Novel Design and Simulation Software Tool for Provisioning and Restoration ofBroadcast and Multicast Connections in Optical Mesh Networks

                        

 

Technical Research Objectives

 

The overall objective of the proposed work is to develop novel provisioning and fault recovery techniques for multicast/broadcast connections in mesh WDM optical networks. The algorithms designed will be incorporated in a software simulation/design tool that can be utilized by network designers and researchers to design and evaluate the performance of core mesh optical networks when such applications are present.Additionally, a novel optical control plane will be developed that can accommodate the deployment of these provisioning and protection techniques. The specific scientific and technological objectives of the proposed project are as follows:

 

(1) We will develop algorithms for routing full wavelength and sub-rate (grooming) multicast and broadcast connections for transparent optical networks. The percentage of the arriving multicast/broadcast requests that can be established and the cost of the light-trees will be our performance metric in this case;

 

(2) We will extend the provisioning of multicast connections to include the provisioning of protected multicast and broadcast trees, utilizing dedicated as well as shared protection techniques.

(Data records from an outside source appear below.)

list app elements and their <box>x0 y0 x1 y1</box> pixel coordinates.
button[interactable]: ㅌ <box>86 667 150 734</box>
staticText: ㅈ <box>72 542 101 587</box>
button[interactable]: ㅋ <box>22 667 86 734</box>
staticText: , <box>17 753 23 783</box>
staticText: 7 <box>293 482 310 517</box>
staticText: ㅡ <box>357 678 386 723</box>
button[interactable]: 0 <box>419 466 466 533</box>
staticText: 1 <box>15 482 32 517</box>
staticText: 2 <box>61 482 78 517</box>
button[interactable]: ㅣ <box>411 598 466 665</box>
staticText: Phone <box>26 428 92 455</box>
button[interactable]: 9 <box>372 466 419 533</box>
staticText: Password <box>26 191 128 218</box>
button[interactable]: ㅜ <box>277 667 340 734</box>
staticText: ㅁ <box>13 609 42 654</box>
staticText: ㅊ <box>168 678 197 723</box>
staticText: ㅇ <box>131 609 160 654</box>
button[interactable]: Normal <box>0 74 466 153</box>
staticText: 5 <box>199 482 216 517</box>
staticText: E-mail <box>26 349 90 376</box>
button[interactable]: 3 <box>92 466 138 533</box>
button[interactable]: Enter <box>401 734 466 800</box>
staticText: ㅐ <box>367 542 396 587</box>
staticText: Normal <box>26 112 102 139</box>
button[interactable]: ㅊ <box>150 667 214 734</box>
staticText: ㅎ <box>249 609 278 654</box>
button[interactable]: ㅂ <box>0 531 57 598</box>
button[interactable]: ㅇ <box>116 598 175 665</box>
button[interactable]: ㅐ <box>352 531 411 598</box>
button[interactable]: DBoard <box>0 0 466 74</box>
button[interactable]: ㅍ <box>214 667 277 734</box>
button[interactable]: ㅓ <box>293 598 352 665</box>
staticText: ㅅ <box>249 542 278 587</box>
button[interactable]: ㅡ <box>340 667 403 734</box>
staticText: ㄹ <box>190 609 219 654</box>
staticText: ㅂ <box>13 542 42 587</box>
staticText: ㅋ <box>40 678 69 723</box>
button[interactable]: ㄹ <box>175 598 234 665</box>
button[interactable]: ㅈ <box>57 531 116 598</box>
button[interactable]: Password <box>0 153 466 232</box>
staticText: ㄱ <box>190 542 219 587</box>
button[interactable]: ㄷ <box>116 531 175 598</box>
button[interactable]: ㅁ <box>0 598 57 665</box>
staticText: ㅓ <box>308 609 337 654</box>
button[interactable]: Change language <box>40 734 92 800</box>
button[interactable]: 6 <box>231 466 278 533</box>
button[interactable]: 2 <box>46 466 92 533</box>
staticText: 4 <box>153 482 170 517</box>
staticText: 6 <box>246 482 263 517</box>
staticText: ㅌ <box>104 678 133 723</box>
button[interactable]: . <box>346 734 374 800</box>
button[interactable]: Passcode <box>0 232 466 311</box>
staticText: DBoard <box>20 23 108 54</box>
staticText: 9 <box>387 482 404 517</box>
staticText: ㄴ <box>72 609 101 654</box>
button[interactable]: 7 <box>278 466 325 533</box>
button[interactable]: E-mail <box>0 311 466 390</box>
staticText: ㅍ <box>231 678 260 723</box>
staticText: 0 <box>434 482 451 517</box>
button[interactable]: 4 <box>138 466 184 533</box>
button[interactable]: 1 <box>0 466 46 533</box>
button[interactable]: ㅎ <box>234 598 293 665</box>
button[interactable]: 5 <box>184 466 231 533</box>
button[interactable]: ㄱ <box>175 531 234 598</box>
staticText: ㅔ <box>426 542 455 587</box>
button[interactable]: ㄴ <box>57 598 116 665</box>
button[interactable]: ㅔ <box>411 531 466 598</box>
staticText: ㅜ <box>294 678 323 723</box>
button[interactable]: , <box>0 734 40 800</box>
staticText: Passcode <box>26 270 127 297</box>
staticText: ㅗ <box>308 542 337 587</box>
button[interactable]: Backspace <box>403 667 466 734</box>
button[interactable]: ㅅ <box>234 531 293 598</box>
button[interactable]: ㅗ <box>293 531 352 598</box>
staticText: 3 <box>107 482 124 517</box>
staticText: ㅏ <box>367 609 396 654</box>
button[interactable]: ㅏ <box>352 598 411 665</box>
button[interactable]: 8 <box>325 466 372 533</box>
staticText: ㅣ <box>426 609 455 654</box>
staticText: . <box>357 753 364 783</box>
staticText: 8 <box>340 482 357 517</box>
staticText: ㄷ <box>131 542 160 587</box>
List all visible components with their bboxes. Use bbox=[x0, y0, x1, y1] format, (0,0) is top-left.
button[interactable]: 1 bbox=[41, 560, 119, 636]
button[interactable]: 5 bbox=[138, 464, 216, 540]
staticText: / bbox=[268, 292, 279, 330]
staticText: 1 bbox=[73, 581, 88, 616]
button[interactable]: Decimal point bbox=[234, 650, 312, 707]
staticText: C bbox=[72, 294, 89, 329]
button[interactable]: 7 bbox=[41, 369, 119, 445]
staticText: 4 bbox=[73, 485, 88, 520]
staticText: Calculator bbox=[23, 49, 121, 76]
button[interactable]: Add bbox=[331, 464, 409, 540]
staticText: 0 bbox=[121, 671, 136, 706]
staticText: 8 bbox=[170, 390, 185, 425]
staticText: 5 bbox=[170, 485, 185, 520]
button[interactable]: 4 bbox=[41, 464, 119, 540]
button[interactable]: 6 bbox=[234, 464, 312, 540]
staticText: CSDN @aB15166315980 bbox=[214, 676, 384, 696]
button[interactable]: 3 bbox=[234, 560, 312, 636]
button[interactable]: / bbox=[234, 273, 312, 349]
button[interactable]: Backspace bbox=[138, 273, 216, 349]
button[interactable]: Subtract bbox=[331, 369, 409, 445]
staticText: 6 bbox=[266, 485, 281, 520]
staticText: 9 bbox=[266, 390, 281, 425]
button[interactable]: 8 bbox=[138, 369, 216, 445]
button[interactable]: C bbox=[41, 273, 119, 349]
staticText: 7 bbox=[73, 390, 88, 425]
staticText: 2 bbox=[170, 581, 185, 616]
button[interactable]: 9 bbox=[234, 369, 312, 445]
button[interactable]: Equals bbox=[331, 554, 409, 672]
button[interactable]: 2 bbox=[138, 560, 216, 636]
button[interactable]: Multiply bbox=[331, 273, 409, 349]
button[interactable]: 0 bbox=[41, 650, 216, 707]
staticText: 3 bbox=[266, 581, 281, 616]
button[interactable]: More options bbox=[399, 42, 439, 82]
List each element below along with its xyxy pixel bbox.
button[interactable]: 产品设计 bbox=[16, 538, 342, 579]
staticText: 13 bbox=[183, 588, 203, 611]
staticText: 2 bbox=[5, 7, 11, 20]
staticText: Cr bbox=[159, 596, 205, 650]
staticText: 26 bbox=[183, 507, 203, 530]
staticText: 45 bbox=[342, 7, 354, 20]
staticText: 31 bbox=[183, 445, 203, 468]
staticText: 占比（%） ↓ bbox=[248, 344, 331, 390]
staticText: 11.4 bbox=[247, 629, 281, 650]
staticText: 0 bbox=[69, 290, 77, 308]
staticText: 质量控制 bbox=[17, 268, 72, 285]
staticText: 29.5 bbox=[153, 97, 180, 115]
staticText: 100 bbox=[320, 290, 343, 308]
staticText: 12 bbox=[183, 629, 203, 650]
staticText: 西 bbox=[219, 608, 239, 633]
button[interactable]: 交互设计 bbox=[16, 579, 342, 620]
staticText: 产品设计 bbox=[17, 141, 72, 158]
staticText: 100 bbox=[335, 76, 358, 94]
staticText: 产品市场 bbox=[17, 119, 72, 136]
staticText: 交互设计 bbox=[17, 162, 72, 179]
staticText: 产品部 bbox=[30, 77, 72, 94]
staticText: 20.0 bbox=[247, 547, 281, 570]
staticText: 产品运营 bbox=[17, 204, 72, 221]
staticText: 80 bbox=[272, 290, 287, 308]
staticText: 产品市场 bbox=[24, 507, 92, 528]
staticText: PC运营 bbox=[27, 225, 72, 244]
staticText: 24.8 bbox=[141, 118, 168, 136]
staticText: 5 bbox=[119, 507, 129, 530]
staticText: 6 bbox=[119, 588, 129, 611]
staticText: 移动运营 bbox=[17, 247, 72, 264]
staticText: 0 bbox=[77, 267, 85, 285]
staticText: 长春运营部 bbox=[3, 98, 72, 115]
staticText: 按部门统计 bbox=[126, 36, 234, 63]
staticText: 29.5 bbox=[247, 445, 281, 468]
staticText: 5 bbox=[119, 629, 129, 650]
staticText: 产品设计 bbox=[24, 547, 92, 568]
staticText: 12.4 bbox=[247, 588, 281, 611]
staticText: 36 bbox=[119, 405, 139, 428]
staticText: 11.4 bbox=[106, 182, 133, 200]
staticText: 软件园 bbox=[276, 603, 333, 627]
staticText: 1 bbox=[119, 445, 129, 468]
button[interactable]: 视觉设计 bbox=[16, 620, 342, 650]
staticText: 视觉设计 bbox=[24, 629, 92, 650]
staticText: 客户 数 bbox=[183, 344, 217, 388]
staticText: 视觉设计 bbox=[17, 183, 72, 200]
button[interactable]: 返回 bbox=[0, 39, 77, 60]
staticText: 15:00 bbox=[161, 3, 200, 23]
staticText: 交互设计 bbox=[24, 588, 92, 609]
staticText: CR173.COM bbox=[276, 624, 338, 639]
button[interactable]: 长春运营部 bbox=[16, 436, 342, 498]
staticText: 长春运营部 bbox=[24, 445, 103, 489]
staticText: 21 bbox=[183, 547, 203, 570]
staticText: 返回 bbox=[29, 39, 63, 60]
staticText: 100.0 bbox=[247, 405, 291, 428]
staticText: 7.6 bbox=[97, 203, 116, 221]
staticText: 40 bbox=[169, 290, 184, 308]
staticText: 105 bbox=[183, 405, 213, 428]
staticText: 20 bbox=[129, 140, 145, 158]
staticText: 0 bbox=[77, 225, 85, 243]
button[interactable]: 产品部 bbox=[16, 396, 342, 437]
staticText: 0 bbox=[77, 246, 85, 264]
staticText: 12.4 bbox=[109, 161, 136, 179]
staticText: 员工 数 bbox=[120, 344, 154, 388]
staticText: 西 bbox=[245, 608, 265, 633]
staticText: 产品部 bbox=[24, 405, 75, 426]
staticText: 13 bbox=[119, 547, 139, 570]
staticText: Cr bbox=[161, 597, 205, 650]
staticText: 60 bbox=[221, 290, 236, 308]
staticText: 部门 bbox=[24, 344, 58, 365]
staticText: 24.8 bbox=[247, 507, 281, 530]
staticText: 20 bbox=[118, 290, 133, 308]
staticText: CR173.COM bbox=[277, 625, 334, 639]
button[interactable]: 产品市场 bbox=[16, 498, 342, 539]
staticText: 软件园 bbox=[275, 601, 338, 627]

Redundant capacity requirements and recovery times will be analyzed and evaluated;

 

(3) We will design protocols and a control plane to provision protected multicast/broadcast services in transparent optical networks utilizing the algorithms developed in (1)-(2); and

 

(4) We will develop a software tool for simulation and design purposes of optical mesh networks that can provision all types of connections (unicast, multicast, or broadcast), having full-wavelength or lower-rate traffic demands and protected or unprotected characteristics. Test case networks will be used to evaluate the validity of the simulation tool. Performance results for various algorithms and topological designs will be evaluated and compared using this tool for the purposes of finding architectures and algorithms that provide multicast/broadcast services that meet different types of provisioning and resiliency requirements.